Greek: I most often use the ‘Westcott-Hort Greek New Testament (w/Strong’s Numbers)’. It’s got parsing for all the words and also a quick link to the Strong’s definition for each word. It’s a great companion for using Zondervan’s Reader GNT. The ‘Greek New Testament (with variants)’ is also nice if I’m just wanting to do some reading without all the added stuff from the WH GNT version. The LXX is just straight text–no variants or parsing like the two above.
English: the English Standard Version (ESV) seems to be the most up to date modern translation that is free. I’m glad it has at least one, and the ESV is as good as any.
German: The Elberfelder Bible is the 1905 version, but it is decently readable. I worked through Romans 4-5 on it the other night since I didn’t have BibleWorks available, and I didn’t find it archaic at all.

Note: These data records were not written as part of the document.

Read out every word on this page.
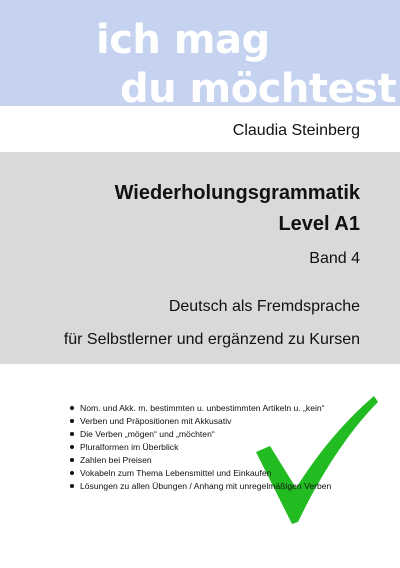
ich mag
du möchtest
Claudia Steinberg
Wiederholungsgrammatik
Level A1
Band 4
Deutsch als Fremdsprache
für Selbstlerner und ergänzend zu Kursen
Nom. und Akk. m. bestimmten u. unbestimmten Artikeln u. „kein“
Verben und Präpositionen mit Akkusativ
Die Verben „mögen“ und „möchten“
Pluralformen im Überblick
Zahlen bei Preisen
Vokabeln zum Thema Lebensmittel und Einkaufen
Lösungen zu allen Übungen / Anhang mit unregelmäßigen Verben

On the other hand, the Luther version is the 1912 version, and it was VERY archaic. So looks like the Elberfelder will be my choice for on the fly.
Other Stuff: You can get a whole text of ISBE (International Standard Bible Encyclopedia), Robertson’s Word Pictures of the NT, Spurgeon’s daily devotionals, and Wesley’s Notes on the Bible, among other things. Again, these are all free. Not too bad.
As I said, I use the WH GNT all the time for parsing and definitions, and its text is very similar to the NA27 version. So I guess Westcott and Hort did a pretty good job. Westcott was a bishop of Durham, so what can you expect?